The orientation of elliptical galaxies
D. K. Chakraborty, A. K. Diwakar

TL;DR
This paper presents a Bayesian method to determine the orientations of elliptical galaxies by combining photometric data with triaxial models, providing insights into their intrinsic alignments.
Contribution
It introduces a novel Bayesian approach that estimates galaxy orientations by integrating likelihoods over shape parameters using photometric profiles.
Findings
Orientation estimates depend on the position angle differences in photometric profiles.

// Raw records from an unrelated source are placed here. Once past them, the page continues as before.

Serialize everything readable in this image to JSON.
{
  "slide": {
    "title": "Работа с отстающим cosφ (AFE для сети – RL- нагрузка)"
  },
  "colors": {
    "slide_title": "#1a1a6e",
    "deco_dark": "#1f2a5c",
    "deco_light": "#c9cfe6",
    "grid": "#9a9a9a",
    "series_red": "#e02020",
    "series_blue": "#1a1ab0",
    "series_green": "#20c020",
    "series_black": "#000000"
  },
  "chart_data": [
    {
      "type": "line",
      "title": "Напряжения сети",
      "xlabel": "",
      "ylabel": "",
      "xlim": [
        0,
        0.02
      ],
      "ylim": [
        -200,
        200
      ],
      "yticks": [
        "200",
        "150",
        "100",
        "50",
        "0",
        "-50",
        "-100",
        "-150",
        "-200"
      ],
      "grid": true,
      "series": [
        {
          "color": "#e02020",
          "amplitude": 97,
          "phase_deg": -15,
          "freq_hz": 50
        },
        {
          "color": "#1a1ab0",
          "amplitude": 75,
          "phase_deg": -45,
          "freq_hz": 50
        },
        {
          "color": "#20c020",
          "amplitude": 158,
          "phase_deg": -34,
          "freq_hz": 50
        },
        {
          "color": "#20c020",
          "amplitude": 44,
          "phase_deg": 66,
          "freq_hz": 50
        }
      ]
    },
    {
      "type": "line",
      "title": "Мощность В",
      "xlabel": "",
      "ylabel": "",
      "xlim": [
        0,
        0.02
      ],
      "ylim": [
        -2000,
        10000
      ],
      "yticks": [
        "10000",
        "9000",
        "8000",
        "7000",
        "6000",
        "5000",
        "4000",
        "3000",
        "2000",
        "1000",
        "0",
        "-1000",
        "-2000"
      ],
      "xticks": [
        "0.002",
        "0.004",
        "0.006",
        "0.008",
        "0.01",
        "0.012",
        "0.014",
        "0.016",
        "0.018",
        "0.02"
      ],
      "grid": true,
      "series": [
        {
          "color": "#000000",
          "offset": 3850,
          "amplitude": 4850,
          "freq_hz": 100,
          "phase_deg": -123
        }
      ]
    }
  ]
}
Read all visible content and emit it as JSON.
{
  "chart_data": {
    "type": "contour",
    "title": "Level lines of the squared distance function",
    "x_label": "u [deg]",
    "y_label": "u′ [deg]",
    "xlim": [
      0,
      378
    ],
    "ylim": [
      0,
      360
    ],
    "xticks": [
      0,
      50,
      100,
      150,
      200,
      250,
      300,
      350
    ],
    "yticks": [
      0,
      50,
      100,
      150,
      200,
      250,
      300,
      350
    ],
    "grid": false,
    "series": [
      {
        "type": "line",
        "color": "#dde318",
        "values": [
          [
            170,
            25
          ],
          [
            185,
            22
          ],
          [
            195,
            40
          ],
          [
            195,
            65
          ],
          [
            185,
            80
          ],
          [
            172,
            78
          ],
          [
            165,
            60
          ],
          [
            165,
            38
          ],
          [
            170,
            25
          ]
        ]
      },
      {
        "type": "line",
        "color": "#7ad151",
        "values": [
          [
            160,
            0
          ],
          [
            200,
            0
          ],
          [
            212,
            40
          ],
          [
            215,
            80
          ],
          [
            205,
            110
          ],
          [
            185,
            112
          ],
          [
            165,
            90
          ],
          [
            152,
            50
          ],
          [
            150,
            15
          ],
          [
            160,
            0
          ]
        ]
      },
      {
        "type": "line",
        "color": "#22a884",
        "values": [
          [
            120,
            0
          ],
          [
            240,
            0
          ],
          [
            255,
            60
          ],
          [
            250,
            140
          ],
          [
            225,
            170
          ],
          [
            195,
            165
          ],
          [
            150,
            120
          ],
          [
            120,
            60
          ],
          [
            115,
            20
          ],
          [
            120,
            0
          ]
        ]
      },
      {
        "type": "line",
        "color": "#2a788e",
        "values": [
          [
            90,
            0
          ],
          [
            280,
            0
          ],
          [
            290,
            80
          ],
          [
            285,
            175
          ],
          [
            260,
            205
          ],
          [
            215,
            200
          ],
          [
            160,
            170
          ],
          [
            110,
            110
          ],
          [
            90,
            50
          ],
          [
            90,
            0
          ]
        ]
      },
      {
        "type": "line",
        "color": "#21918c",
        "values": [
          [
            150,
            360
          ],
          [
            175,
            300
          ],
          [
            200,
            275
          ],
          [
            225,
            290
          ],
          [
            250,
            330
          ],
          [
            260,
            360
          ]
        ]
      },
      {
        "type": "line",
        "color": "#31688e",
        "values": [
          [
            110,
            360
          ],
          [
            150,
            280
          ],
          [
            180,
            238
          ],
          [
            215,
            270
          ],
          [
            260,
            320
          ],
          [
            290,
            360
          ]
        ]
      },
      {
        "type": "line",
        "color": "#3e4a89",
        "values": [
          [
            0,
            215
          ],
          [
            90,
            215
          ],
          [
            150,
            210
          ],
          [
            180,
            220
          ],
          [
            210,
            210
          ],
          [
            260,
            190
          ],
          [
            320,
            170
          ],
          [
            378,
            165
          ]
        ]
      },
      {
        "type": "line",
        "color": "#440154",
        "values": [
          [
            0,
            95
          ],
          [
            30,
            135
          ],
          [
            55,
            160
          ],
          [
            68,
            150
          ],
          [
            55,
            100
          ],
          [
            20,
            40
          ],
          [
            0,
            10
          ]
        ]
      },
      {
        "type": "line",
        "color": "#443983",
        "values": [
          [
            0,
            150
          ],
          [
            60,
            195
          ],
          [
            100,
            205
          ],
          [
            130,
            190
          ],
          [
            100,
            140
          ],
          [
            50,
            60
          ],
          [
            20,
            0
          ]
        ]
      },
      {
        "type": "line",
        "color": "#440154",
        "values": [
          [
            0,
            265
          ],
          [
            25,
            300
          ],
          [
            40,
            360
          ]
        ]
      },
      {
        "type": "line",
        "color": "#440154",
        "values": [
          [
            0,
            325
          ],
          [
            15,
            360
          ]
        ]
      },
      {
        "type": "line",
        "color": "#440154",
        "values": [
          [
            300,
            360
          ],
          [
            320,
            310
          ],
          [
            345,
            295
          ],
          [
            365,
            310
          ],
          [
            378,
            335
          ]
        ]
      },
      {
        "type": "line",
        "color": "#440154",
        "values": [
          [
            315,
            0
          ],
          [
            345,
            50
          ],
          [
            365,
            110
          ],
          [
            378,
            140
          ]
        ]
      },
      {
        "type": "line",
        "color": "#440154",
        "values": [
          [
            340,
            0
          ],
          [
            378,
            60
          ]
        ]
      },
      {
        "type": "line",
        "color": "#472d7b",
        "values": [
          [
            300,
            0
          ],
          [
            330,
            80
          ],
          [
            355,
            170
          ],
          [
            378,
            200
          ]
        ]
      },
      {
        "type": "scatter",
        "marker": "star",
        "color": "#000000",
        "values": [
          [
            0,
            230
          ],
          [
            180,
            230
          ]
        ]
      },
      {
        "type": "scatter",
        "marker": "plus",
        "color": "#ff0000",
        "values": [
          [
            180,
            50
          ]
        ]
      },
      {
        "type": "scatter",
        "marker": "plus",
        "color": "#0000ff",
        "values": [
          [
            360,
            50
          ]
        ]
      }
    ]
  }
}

Applied method to ten galaxies, revealing alignments of principal axes in some cases.
The position angle difference is crucial for constraining galaxy orientations.
Abstract
We determine the orientations of the light distribution of individual elliptical galaxies by combining the profiles of photometric data from the literature with triaxial models. The orientation is given by a Bayesian probability distribution. The likelihood of obtaining the data from a model is a function of the parameters describing the intrinsic shape and the orientation. Integrating the likelihood over the shape parameters, we obtain the estimates of the orientation. We find that the position angle difference between the two suitably chosen points from the profiles of the photometric data plays a key role in constraining the orientation of the galaxy. We apply the methodology to a sample of ten galaxies. The alignment of the intrinsic principle axes of the NGC 3379, 4486 and NGC 5638 are studied.